Di fatto siamo già alla “mezza notizia”, utile solo per sostenere, con buona pace dell’interesse dei cittadini, i soliti interessi di parte: se la legge elettorale potrebbe essere incostituzionale, la si cambia senza neanche attendere la Consulta e il problema non c’è più.

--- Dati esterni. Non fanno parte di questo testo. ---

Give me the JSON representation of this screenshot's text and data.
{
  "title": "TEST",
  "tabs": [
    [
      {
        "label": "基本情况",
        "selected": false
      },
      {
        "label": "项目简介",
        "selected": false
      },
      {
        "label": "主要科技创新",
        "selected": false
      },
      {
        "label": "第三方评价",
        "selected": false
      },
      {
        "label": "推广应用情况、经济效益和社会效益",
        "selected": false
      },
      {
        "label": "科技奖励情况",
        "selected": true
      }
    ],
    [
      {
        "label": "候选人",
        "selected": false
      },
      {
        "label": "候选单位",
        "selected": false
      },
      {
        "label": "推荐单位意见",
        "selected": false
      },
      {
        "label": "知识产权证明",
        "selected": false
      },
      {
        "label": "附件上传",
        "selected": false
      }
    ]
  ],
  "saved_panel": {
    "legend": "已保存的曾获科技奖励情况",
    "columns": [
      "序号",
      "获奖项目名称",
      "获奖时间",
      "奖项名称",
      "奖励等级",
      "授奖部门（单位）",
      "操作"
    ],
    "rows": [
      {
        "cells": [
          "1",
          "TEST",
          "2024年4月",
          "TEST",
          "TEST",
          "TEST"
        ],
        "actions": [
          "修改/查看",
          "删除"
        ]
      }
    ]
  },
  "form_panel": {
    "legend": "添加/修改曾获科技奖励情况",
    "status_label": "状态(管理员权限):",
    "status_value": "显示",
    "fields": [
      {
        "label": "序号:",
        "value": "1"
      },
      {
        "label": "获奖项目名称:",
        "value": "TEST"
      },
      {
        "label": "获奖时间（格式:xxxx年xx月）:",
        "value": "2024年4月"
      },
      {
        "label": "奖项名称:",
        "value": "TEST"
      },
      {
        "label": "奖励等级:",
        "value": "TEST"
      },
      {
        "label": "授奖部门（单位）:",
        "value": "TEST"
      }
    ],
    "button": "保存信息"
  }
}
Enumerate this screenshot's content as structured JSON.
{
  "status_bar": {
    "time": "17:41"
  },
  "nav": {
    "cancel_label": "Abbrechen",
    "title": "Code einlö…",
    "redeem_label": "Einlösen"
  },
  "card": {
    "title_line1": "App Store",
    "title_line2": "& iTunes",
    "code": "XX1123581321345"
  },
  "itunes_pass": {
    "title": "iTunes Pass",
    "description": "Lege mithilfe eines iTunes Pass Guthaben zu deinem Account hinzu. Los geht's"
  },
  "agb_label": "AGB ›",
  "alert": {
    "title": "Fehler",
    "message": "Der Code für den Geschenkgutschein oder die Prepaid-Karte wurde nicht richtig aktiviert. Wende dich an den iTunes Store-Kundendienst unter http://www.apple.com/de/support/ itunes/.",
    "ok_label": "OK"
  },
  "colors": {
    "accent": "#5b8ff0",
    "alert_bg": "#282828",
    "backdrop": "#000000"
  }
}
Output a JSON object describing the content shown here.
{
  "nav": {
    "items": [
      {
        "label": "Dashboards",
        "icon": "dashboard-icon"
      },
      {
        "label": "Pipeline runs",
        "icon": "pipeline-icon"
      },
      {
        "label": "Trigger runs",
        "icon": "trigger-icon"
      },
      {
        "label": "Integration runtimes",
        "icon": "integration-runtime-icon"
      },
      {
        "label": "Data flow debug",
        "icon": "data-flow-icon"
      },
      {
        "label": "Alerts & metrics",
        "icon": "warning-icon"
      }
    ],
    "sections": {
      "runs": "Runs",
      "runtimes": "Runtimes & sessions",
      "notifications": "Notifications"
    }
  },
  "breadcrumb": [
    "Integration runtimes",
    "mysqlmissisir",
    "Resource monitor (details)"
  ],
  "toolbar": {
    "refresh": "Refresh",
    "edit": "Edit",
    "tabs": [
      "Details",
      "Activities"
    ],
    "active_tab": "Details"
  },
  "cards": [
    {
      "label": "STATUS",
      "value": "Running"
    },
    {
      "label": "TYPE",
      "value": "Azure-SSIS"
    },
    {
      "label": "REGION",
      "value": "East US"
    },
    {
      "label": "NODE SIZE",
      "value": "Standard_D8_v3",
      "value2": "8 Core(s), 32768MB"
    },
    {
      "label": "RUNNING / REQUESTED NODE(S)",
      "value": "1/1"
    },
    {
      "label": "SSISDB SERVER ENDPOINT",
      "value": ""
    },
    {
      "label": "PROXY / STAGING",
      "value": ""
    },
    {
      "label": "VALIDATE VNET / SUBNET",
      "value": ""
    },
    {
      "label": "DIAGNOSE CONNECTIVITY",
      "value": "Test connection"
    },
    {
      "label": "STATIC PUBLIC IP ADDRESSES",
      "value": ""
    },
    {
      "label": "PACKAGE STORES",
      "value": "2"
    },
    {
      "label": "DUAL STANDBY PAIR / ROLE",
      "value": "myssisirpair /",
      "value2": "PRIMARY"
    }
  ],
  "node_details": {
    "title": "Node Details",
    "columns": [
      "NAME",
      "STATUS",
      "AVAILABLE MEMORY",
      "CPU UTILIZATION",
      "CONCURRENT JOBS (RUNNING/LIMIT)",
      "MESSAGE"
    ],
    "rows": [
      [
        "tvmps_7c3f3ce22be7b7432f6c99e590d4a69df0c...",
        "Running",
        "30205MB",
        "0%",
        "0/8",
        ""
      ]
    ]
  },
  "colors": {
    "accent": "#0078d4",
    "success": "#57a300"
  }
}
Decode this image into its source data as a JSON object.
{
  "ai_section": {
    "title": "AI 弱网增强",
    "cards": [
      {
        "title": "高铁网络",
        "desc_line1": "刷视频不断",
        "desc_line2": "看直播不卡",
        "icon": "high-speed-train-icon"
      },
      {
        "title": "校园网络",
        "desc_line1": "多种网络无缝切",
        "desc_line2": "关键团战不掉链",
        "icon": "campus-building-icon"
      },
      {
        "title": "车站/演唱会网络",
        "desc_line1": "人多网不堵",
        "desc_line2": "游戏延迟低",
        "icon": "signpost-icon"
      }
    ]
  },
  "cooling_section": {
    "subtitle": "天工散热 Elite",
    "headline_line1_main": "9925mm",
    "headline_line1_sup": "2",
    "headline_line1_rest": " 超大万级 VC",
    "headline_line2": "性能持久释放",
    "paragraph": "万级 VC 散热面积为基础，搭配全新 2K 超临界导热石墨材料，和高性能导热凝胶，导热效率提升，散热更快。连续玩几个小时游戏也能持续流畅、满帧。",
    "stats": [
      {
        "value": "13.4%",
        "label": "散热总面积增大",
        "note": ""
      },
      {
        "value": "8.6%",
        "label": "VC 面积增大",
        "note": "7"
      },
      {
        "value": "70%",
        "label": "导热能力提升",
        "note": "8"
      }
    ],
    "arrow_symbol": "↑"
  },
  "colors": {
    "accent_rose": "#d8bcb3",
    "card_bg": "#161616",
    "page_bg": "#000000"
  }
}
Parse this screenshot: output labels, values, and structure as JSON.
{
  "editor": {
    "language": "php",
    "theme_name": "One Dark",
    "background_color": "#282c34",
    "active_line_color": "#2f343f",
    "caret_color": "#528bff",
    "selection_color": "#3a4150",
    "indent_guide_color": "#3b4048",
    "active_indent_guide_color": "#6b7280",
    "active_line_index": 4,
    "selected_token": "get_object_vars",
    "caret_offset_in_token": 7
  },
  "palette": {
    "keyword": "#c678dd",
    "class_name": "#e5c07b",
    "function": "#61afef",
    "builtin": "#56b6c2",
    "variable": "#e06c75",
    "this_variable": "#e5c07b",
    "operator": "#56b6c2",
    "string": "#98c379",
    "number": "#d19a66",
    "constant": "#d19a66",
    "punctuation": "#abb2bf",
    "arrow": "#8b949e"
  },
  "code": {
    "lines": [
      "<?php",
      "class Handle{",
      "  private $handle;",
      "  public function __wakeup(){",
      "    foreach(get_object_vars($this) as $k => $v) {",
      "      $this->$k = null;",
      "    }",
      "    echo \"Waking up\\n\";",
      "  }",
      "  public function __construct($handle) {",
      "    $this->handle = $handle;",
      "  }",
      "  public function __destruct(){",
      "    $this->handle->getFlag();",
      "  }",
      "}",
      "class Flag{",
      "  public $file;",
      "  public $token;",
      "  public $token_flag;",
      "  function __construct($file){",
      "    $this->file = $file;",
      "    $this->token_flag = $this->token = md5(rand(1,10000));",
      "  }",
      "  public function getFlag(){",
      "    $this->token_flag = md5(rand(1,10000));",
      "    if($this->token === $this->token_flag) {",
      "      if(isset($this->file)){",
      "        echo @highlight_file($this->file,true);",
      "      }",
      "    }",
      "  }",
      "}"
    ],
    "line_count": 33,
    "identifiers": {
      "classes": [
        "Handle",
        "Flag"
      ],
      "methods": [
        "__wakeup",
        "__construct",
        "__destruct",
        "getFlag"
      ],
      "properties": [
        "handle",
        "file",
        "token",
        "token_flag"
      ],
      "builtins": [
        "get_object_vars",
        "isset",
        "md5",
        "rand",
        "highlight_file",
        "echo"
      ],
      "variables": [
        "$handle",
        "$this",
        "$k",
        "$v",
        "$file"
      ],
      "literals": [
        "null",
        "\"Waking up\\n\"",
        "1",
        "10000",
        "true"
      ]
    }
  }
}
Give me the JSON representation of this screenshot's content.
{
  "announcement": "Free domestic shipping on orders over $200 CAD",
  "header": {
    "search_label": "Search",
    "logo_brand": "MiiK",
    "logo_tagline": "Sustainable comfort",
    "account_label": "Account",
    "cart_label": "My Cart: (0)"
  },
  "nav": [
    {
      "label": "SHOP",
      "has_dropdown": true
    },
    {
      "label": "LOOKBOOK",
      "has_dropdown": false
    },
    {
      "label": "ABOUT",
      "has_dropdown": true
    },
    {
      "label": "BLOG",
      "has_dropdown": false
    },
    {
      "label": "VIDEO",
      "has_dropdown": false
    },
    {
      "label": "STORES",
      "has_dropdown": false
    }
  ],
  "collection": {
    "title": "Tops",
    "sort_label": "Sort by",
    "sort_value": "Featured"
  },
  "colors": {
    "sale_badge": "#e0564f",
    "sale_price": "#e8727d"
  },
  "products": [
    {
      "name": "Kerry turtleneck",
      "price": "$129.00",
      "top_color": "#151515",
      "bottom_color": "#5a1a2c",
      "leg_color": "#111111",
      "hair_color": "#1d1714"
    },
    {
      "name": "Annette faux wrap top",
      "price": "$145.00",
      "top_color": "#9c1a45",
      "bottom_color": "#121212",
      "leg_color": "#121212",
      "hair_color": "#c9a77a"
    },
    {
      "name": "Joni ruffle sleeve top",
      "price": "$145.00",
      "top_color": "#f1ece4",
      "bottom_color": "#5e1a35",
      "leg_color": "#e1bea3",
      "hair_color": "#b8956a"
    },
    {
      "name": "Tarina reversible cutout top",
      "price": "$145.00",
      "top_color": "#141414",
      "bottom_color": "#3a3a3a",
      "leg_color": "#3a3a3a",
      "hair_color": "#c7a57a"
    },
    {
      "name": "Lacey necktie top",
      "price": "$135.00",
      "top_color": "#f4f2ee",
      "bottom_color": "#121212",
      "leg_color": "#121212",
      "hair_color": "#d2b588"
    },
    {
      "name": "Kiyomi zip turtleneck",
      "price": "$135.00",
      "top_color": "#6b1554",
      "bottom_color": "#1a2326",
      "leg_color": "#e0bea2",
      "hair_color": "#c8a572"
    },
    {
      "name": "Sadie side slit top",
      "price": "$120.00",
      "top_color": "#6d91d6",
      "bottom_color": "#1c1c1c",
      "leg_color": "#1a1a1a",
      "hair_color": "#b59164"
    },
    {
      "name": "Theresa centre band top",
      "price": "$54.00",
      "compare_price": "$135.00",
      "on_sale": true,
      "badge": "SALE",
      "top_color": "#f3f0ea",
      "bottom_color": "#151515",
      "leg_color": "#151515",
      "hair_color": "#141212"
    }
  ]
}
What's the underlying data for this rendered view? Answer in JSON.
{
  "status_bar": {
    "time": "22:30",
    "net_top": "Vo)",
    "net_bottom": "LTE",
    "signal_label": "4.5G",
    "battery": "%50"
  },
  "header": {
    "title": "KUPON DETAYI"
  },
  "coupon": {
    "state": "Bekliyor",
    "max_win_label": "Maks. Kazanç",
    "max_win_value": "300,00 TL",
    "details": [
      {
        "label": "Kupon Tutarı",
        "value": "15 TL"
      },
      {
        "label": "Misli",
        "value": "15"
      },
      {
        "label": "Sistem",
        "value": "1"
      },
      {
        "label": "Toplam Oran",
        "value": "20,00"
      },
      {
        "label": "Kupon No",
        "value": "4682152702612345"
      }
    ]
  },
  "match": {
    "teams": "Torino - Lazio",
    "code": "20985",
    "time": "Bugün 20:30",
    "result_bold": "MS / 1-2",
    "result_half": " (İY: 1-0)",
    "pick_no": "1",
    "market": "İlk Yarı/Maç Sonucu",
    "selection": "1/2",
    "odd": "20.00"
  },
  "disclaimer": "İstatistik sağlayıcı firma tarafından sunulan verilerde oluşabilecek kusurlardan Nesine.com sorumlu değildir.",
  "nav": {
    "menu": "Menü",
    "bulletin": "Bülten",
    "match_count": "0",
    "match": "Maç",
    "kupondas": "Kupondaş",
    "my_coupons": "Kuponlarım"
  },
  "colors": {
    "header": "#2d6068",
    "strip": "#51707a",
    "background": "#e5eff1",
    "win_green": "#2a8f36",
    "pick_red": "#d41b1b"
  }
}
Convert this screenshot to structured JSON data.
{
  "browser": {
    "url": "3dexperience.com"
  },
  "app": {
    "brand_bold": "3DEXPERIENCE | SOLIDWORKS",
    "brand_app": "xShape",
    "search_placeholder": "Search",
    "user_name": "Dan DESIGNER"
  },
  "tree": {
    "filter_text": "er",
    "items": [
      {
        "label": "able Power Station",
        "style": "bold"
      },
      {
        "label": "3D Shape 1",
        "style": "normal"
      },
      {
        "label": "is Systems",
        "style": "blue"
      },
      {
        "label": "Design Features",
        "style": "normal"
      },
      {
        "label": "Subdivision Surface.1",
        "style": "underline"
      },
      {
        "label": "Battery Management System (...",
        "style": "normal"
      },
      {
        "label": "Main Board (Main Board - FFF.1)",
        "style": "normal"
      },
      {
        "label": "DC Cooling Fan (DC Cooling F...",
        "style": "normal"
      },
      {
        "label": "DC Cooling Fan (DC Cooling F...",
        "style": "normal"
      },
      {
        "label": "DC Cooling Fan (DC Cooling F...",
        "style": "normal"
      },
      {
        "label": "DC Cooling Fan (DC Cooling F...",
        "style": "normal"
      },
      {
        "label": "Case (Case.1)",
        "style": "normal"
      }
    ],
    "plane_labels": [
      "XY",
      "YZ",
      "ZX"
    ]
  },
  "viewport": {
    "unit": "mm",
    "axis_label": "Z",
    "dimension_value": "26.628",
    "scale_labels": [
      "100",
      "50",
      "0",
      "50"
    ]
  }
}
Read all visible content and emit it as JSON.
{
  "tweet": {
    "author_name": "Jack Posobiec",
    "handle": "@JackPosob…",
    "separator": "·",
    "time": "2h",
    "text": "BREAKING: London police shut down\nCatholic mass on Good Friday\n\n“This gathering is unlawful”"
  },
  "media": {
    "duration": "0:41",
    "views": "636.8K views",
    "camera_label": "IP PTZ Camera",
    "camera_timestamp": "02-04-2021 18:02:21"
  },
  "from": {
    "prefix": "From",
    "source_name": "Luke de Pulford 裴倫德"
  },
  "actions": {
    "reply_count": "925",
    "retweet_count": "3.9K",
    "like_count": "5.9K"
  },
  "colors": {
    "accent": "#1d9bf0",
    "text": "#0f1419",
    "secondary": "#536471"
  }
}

Per cui, anziché prendere atto che l’attuale Parlamento potrebbe essere il frutto di una legge elettorale incostituzionale, quindi scarsamente legittimato ad intervenire su “questioni di sistema”, è iniziata la gara per affrettare i tempi: e quale miglior soluzione se non quella di ritornare, come chiedevano i firmatari del referendum non ammesso dalla Consulta lo scorso anno, alla precedente legge elettorale, il Mattarellum? Senza il 25% di quota proporzionale, poi, sarebbe anche meglio.
 
Rispetto a queste frenesie e semplicità di soluzioni è quindi bene fare chiarezza da subito.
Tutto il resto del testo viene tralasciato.